- Elgar Commentaries series
Edited by Irini A. Stamatoudi and Paul Torremans
Chapter 16: EUROPEANA, ARROW AND ORPHAN WORKS: BRINGING EUROPE'S CULTURAL HERITAGE ONLINE
Nadine Klass and Hajo
Culture lies at the heart of human development and civilisation. Culture is what makes people hope and dream, by stimulating our senses and offering new ways of looking at reality. It is what brings people together, by stirring dialogue and arousing passions, in a way that unites rather than divides. Culture should be regarded as a set of distinctive spiritual and material traits that characterize a society and social group. It embraces literature and arts as well as ways of life, value systems, traditions and beliefs. Even though the European Union (EU) is characterised by linguistic and also cultural diversity, Europeans also share a large common cultural heritage. 'Culture', as a term or concept, is recognised as very hard to define.

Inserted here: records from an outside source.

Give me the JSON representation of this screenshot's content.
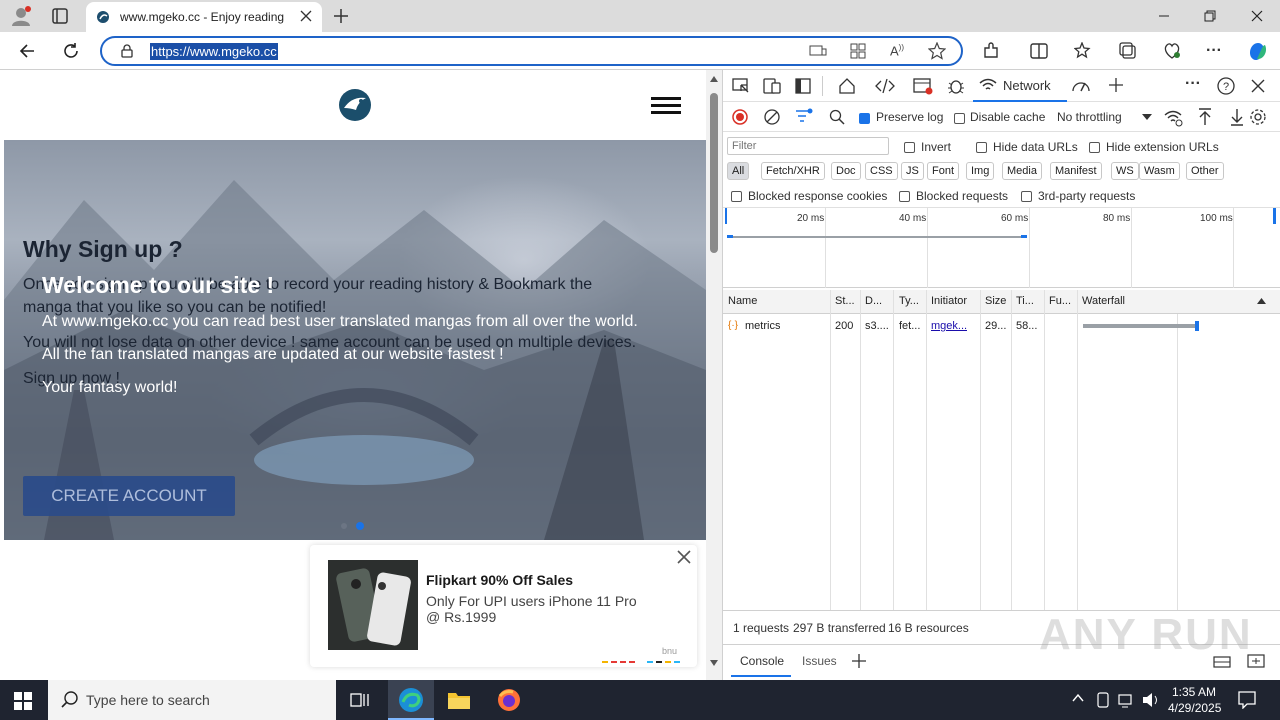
{
  "browser": {
    "tab_title": "www.mgeko.cc - Enjoy reading",
    "url": "https://www.mgeko.cc"
  },
  "page": {
    "hero": {
      "why_heading": "Why Sign up ?",
      "why_line1": "Once you sign up you will be able to record your reading history & Bookmark the",
      "why_line2": "manga that you like so you can be notified!",
      "why_line3": "You will not lose data on other device ! same account can be used on multiple devices.",
      "why_line4": "Sign up now !",
      "welcome_heading": "Welcome to our site !",
      "welcome_line1": "At www.mgeko.cc you can read best user translated mangas from all over the world.",
      "welcome_line2": "All the fan translated mangas are updated at our website fastest !",
      "welcome_line3": "Your fantasy world!",
      "create_button": "CREATE ACCOUNT"
    },
    "ad": {
      "title": "Flipkart 90% Off Sales",
      "line1": "Only For UPI users iPhone 11 Pro",
      "line2": "@ Rs.1999",
      "brand": "bnu"
    }
  },
  "devtools": {
    "tabs": {
      "network_label": "Network"
    },
    "toolbar": {
      "preserve_log": "Preserve log",
      "disable_cache": "Disable cache",
      "throttling": "No throttling"
    },
    "filter": {
      "placeholder": "Filter",
      "invert": "Invert",
      "hide_data_urls": "Hide data URLs",
      "hide_extension_urls": "Hide extension URLs"
    },
    "type_filters": [
      "All",
      "Fetch/XHR",
      "Doc",
      "CSS",
      "JS",
      "Font",
      "Img",
      "Media",
      "Manifest",
      "WS",
      "Wasm",
      "Other"
    ],
    "more_filters": {
      "blocked_response_cookies": "Blocked response cookies",
      "blocked_requests": "Blocked requests",
      "third_party": "3rd-party requests"
    },
    "timeline_ticks": [
      "20 ms",
      "40 ms",
      "60 ms",
      "80 ms",
      "100 ms"
    ],
    "columns": [
      "Name",
      "St...",
      "D...",
      "Ty...",
      "Initiator",
      "Size",
      "Ti...",
      "Fu...",
      "Waterfall"
    ],
    "rows": [
      {
        "name": "metrics",
        "status": "200",
        "domain": "s3....",
        "type": "fet...",
        "initiator": "mgek...",
        "size": "29...",
        "time": "58..."
      }
    ],
    "summary": {
      "requests": "1 requests",
      "transferred": "297 B transferred",
      "resources": "16 B resources"
    },
    "drawer": {
      "console": "Console",
      "issues": "Issues"
    }
  },
  "watermark": "ANY RUN",
  "taskbar": {
    "search_placeholder": "Type here to search",
    "time": "1:35 AM",
    "date": "4/29/2025"
  }
}
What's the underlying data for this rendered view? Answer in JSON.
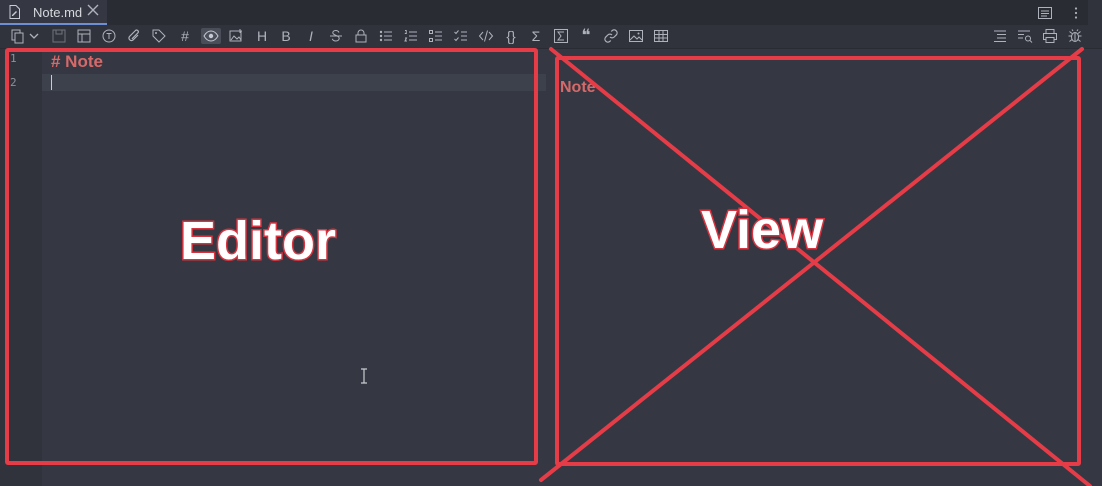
{
  "tab": {
    "label": "Note.md"
  },
  "toolbar": {
    "heading_glyph": "H",
    "bold_glyph": "B",
    "italic_glyph": "I",
    "hash_glyph": "#",
    "braces_glyph": "{}",
    "sigma_glyph": "Σ",
    "quote_glyph": "❝"
  },
  "editor": {
    "line_numbers": [
      "1",
      "2"
    ],
    "line1": "# Note"
  },
  "view": {
    "title": "Note"
  },
  "annotations": {
    "editor_label": "Editor",
    "view_label": "View"
  },
  "colors": {
    "annotation": "#e53c48",
    "heading": "#d66a6a",
    "background": "#353842"
  }
}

It is a sphere of intellectual expression and comprises not only material culture, but also values, ideas and beliefs. Culture, thus, also has a non-material, intangible and communicative dimension. Culture as a root for European cultural heritage legislation and policy regarding digitisation can be broken down into art, including works of literature, music or architecture, science and education. As such, it plays an essential role in human development. Cultural heritage is a valuable asset in the knowledge-based world, an important resource for the European culture industry and a catalyst for creativity, as well as an important driver of growth and the creation of jobs. Supporting and promoting culture serves as a signal for prosperity and economic competence leading to further investments and international cooperation.